Stocks to sell

Based on Qualcomm’s (NASDAQ:QCOM) recent price performance, it is clear that growing optimism is helping to counter more negative aspects to the QCOM stock story. The mobile chip maker’s possible generative artificial intelligence catalysts excites some investors.

As I discussed previously, Qualcomm’s management has been touting how it is well-positioned to benefit from a likely jump in demand for AI-capable smartphone and internet of things (or IoT) chips.

I’ll admit that Qualcomm’s recent AI-related news does sound promising. However, whether this news truly counters the negatives at play with the company right now is debatable.

Recent bleak outlook from another major semiconductor company, Taiwan Semiconductor (NYSE:TSM) suggests more trouble ahead for the sector.

If the company’s non-AI segments continue to face headwinds, and if another major concern worsens, the stock could easily cough back these gains, as quickly as it has accrued them in recent weeks.

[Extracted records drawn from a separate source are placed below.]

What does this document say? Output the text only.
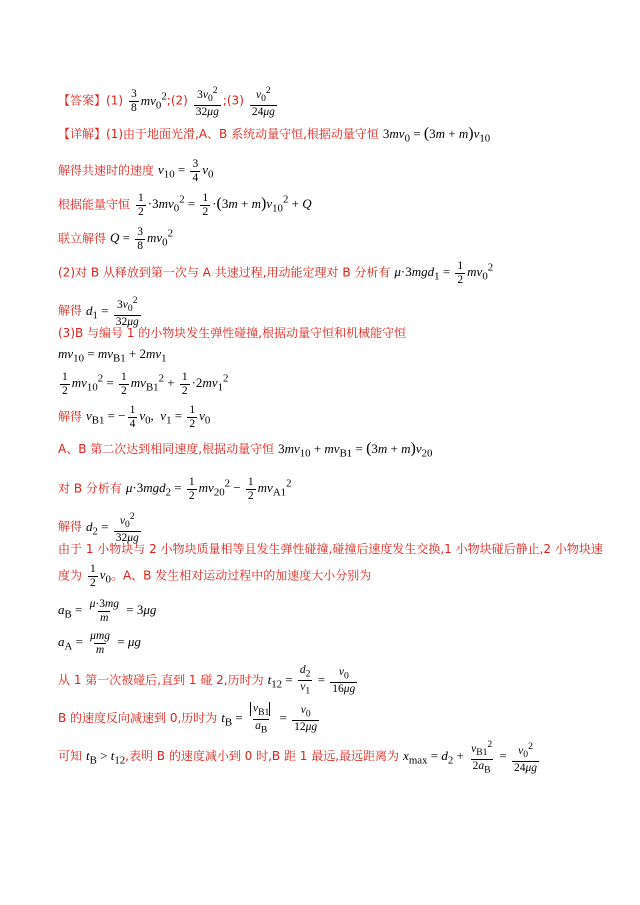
【答案】$(1) \frac{3}{8}$ $mv_0^2;(2) \frac{3v_0^2}{32\mu g}$ ;(3) $\frac{v_0^2}{24\mu g}$
【详解】(1)由于地面光滑,A、B 系统动量守恒,根据动量守恒 $3mv_0 = (3m + m)v_{10}$
解得共速时的速度 $v_{10} = \frac{3}{4} v_0$
根据能量守恒 $\frac{1}{2} \cdot 3mv_0^2 = \frac{1}{2} \cdot(3m + m)v_{10}^2 + Q$
联立解得 $Q = \frac{3}{8} mv_0^2$
(2)对 B 从释放到第一次与 A 共速过程,用动能定理对 B 分析有 $\mu\cdot 3mgd_1 = \frac{1}{2} mv_0^2$
解得 $d_1 = \frac{3v_0^2}{32\mu g}$
(3)B 与编号 1 的小物块发生弹性碰撞,根据动量守恒和机械能守恒
$mv_{10} = mv_{B1} + 2mv_1$
$\frac{1}{2} mv_{10}^2 = \frac{1}{2} mv_{B1}^2 + \frac{1}{2} \cdot 2mv_1^2$
解得 $v_{B1}$ = − $\frac{1}{4} v_0$,  $v_1 = \frac{1}{2} v_0$
A、B 第二次达到相同速度,根据动量守恒 $3mv_{10} + mv_{B1} = (3m + m)v_{20}$
对 B 分析有 $\mu\cdot 3mgd_2 = \frac{1}{2} mv_{20}^2 - \frac{1}{2} mv_{A1}^2$
解得 $d_2 = \frac{v_0^2}{32\mu g}$
由于 1 小物块与 2 小物块质量相等且发生弹性碰撞,碰撞后速度发生交换,1 小物块碰后静止,2 小物块速
度为 $\frac{1}{2} v_0$。A、B 发生相对运动过程中的加速度大小分别为
$a_B = \frac{\mu\cdot 3mg}{m} = 3\mu g$
$a_A = \mu mg$
m
= μg
从 1 第一次被碰后,直到 1 碰 2,历时为 $t_{12} = \frac{d_2}{v_1} = \frac{v_0}{16\mu g}$
B 的速度反向减速到 0,历时为 $t_B = \frac{v_{B1}}{a_B} = \frac{v_0}{12\mu g}$
可知 $t_B > t_{12}$,表明 B 的速度减小到 0 时,B 距 1 最远,最远距离为 $x_{max} = d_2 + \frac{v_{B1}^2}{2a_B} = \frac{v_0^2}{24\mu g}$
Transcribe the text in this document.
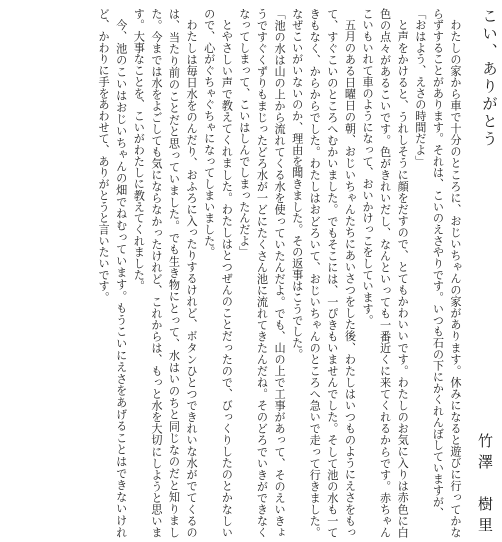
こい、ありがとう
竹澤　樹里

わたしの家から車で十分のところに、おじいちゃんの家があります。休みになると遊びに行ってかならずすることがあります。それは、こいのえさやりです。いつも石の下にかくれんぼしていますが、

「おはよう、えさの時間だよ」

と声をかけると、うれしそうに顔をだすので、とてもかわいいです。わたしのお気に入りは赤色に白色の点々があるこいです。色がきれいだし、なんといっても一番近くに来てくれるからです。赤ちゃんこいもいれて車のようになって、おいかけっこをしています。

五月のある日曜日の朝、おじいちゃんたちにあいさつをした後、わたしはいつものようにえさをもって、すぐこいのところへむかいました。でもそこには、一ぴきもいませんでした。そして池の水も一てきもなく、からからでした。わたしはおどろいて、おじいちゃんのところへ急いで走って行きました。なぜこいがいないのか、理由を聞きました。その返事はこうでした。

「池の水は山の上から流れてくる水を使っていたんだよ。でも、山の上で工事があって、そのえいきょうですぐくずりもまじったどろ水が一どにたくさん池に流れてきたんだね。そのどろでいきができなくなってしまって、こいはしんでしまったんだよ」

とやさしい声で教えてくれました。わたしはとつぜんのことだったので、びっくりしたのとかなしいので、心がぐちゃぐちゃになってしまいました。

わたしは毎日水をのんだり、おふろに入ったりするけれど、ボタンひとつできれいな水がでてくるのは、当たり前のことだと思っていました。でも生き物にとって、水はいのちと同じなのだと知りました。今までは水をよごしても気にならなかったけれど、これからは、もっと水を大切にしようと思います。大事なことを、こいがわたしに教えてくれました。

今、池のこいはおじいちゃんの畑でねむっています。もうこいにえさをあげることはできないけれど、かわりに手をあわせて、ありがとうと言いたいです。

QCOM Stock: Why the TSM News Matters

Qualcomm and Taiwan Semiconductor are both chip companies, yet they are not in the same segment of the chip space.

Whereas Taiwan Semiconductor is primarily a fabricator of chips for “fabless” electronics and chip companies, Qualcomm is a “fabless” chip maker itself, and in fact the company outsources some of its production to Taiwan Semiconductor.

Still, the aforementioned bad news for TSM suggests bad news ahead for QCOM stock. The global chip foundry’s worse-than-expected full year outlook points to continued soft demand. “Fabless” clients like Qualcomm should experience continued soft demand among its customer base.

Hence, just as Taiwan Semiconductor did in its earnings release and guidance, when Qualcomm does the same on Aug. 2, it too will disappoint.

But besides the possibility of Qualcomm delivering poor guidance (just like it did last quarter), there’s more reason why now is not the time to buy.

Investors May Want More AI Proof

Qualcomm could also provide promising updates about its nascent AI operations, in particular the aforementioned AI-related news behind the latest boost for QCOM stock.

That would be Qualcomm’s recently announced partnership with Meta Platforms (NASDAQ:META).

This partnership entails using Qualcomm’s chips to run Meta’s AI on smartphones and PCs. Yet even if Qualcomm has more to say about this potential breakthrough of a deal, I’m doubtful this will be enough to fully shake off the market’s “show me” stance for QCOM.

Investors may be reacting positively to Qualcomm’s initial signs of AI progress, but pretty soon, the fact this partnership will take time to produce actual financial results will finally sink in.

The company’s non-AI headwinds will become top of mind again, as it’ll be clear that AI alone will not counter them for a while.

Notice I said “headwinds,” not headwind. Qualcomm is dealing with other issues besides the current slump in mobile chip demand: namely, the rising tensions between the U.S. and China. As I’ve pointed out before, this could pose a major problem for the company.

Qualcomm is Likely to Reverse Course

AI has been a game changer for the tech sector, but it may not necessarily be a complete game-changer for Qualcomm. For QCOM to sustain its latest rally, there needs to be a change in the overall “story.”

More signs need to emerge that smartphone demand is normalizing, especially in China. This will point to a rebound for Qualcomm’s core business. The tension between the U.S. and China also needs to cool down.

Even if this is only a slight detente, it will still help assuage the market’s China-related worries about the company.

If both play out, coupled with more AI progress, Qualcomm could begin making a strong comeback.

Until then, however, as non-AI headwinds persist, shares could soon fall back onto a downward trajectory. With this, there is no need to hastily move into a QCOM stock position.

QCOM stock earns a D rating in Portfolio Grader.

On the date of publication, Louis Navellier had a long position in META. Louis Navellier did not have (either directly or indirectly) any other positions in the securities mentioned in this article.

The InvestorPlace Research Staff member primarily responsible for this article did not hold (either directly or indirectly) any positions in the securities mentioned in this article.